- Interactive map of the The Beacon - Arnaiz Tower area

General information
- Status: Completed
- Type: Residential Condominium
- Location: Arnaiz Avenue corner Chino Roces Avenue, Makati, Philippines
- Coordinates: 14°33′6.04″N 121°0′51.67″E﻿ / ﻿14.5516778°N 121.0143528°E
- Construction started: January 28, 2008
- Completed: 2013
- Owner: Geo Estate Estate Development Corporation, New Pacific Resources Management, Inc.

Technical details
- Floor count: 50

Design and construction
- Architect: ASYA Design
- Developer: Geo Estate Estate Development Corporation, New Pacific Resources Management, Inc.
- Structural engineer: Aromin & Sy + Associates
- Main contractor: EEI Corporation

References

= The Beacon – Arnaiz Tower =

The Beacon – Arnaiz Tower is a residential condominium skyscraper in Makati, Philippines. It is the second of three towers, and part of The Beacon complex. The Beacon was developed by Geo Estate Estate Development Corporation in cooperation with New Pacific Resources Management, Inc. Groundbreaking for the project was on January 28, 2008, while actual construction works for Arnaiz Tower started on May 14, 2008. The building was expected to be opened by 2011. The building was topped-off on June 15, 2012, and has started turn-over of units to its residents by August 2013.

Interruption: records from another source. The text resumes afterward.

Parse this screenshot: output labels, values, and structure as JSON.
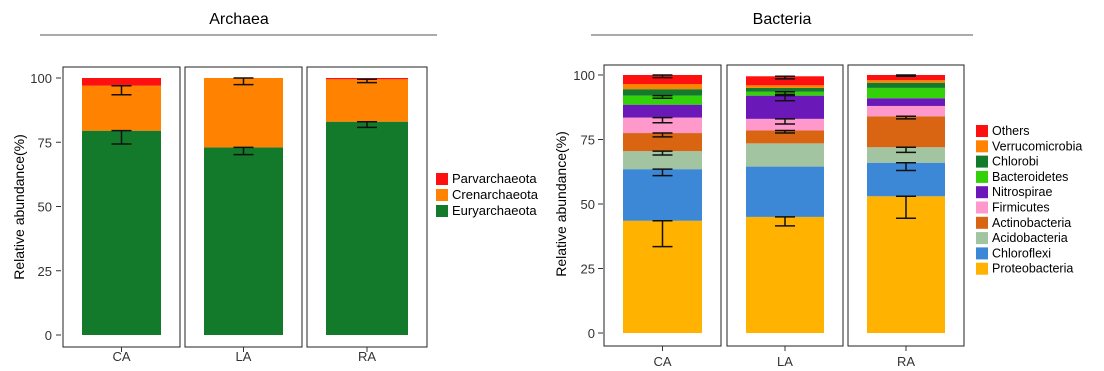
{
  "chart_data": [
    {
      "type": "bar",
      "stacked": true,
      "title": "Archaea",
      "xlabel": "",
      "ylabel": "Relative abundance(%)",
      "ylim": [
        0,
        100
      ],
      "yticks": [
        0,
        25,
        50,
        75,
        100
      ],
      "categories": [
        "CA",
        "LA",
        "RA"
      ],
      "legend_position": "right",
      "series": [
        {
          "name": "Euryarchaeota",
          "color": "#127A2A",
          "values": [
            79.5,
            73.0,
            83.0
          ],
          "error": [
            5.2,
            2.8,
            2.2
          ]
        },
        {
          "name": "Crenarchaeota",
          "color": "#FF8200",
          "values": [
            17.5,
            27.0,
            16.5
          ],
          "error": [
            3.5,
            2.6,
            1.3
          ]
        },
        {
          "name": "Parvarchaeota",
          "color": "#FF1010",
          "values": [
            3.0,
            0.0,
            0.5
          ],
          "error": [
            0.0,
            0.0,
            0.0
          ]
        }
      ]
    },
    {
      "type": "bar",
      "stacked": true,
      "title": "Bacteria",
      "xlabel": "",
      "ylabel": "Relative abundance(%)",
      "ylim": [
        0,
        100
      ],
      "yticks": [
        0,
        25,
        50,
        75,
        100
      ],
      "categories": [
        "CA",
        "LA",
        "RA"
      ],
      "legend_position": "right",
      "series": [
        {
          "name": "Proteobacteria",
          "color": "#FFB300",
          "values": [
            43.5,
            45.0,
            53.0
          ],
          "error": [
            10.0,
            3.5,
            8.5
          ]
        },
        {
          "name": "Chloroflexi",
          "color": "#3C87D6",
          "values": [
            20.0,
            19.5,
            13.0
          ],
          "error": [
            2.5,
            0.0,
            3.0
          ]
        },
        {
          "name": "Acidobacteria",
          "color": "#A3C4A0",
          "values": [
            7.0,
            9.0,
            6.0
          ],
          "error": [
            1.5,
            0.0,
            2.0
          ]
        },
        {
          "name": "Actinobacteria",
          "color": "#D96412",
          "values": [
            7.0,
            5.0,
            12.0
          ],
          "error": [
            1.5,
            1.0,
            1.0
          ]
        },
        {
          "name": "Firmicutes",
          "color": "#FF99CC",
          "values": [
            6.0,
            4.5,
            4.0
          ],
          "error": [
            2.0,
            2.0,
            0.0
          ]
        },
        {
          "name": "Nitrospirae",
          "color": "#6A19B8",
          "values": [
            5.0,
            9.0,
            3.0
          ],
          "error": [
            0.0,
            2.0,
            0.0
          ]
        },
        {
          "name": "Bacteroidetes",
          "color": "#33D10A",
          "values": [
            3.5,
            1.5,
            4.0
          ],
          "error": [
            1.0,
            1.0,
            0.0
          ]
        },
        {
          "name": "Chlorobi",
          "color": "#127A2A",
          "values": [
            2.5,
            1.5,
            2.0
          ],
          "error": [
            0.0,
            0.0,
            0.0
          ]
        },
        {
          "name": "Verrucomicrobia",
          "color": "#FF8200",
          "values": [
            2.0,
            1.0,
            1.0
          ],
          "error": [
            0.0,
            0.0,
            0.0
          ]
        },
        {
          "name": "Others",
          "color": "#FF1010",
          "values": [
            3.5,
            3.5,
            2.0
          ],
          "error": [
            1.0,
            1.0,
            0.5
          ]
        }
      ]
    }
  ]
}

Standing at 197m or 646ft high, Arnaiz Tower has 50 storeys above ground, taller than her two other sister towers, the Roces Tower and the Amorsolo Tower. Making it the 19th tallest skyscraper in Makati, and the 41st tallest in the Philippines as of 2024.

==The Project Team==

The Beacon, including Arnaiz Tower, is owned and developed by Geo Estate Development Corporation and New Pacific Resources Management, Inc. It was designed by Arch. Albert S. Yulocal of architectural firm ASYA Design, an established design company who provided design to dozens of well known residential condominiums. Structural design and consultancy was provided by engineering firm Aromin & Sy + Associates, another established company responsible for structural design of major skyscrapers in the country.

Construction and Project Management services is provided by Asian Technicon Managers & Consultants, Inc., while the general contractor for the project is EEI Corporation, one of the largest construction companies in the country.

Other groups included in the design team are: Asuncion Berenguer Inc. (Interior Design); DL Lagman Engineering (Airconditioning & Ventilation Design); M.A. Alix & Partners (Electrical Design); Figueroa & Associates (Plumbing & Fire Protection Design); Dr. Salvador F. Reyes (Geotechnical & Soils); SMDI Consultants Inc. (Traffic Consultant); DCCD Engineering Corp. (Floor Study Consultant); and Meinhardt Philippines (Elevator Consultant).

==Location==

The Beacon is located at the corner of Don Chino Roces and Antonio Arnaiz Avenues near the heart of Makati, and is just a few meters away from commercial establishments like Makati Cinema Square and Walter Mart - Makati; Don Bosco Parish and Don Bosco Technical Institute - Makati, and a few blocks away from the Makati Central Business District.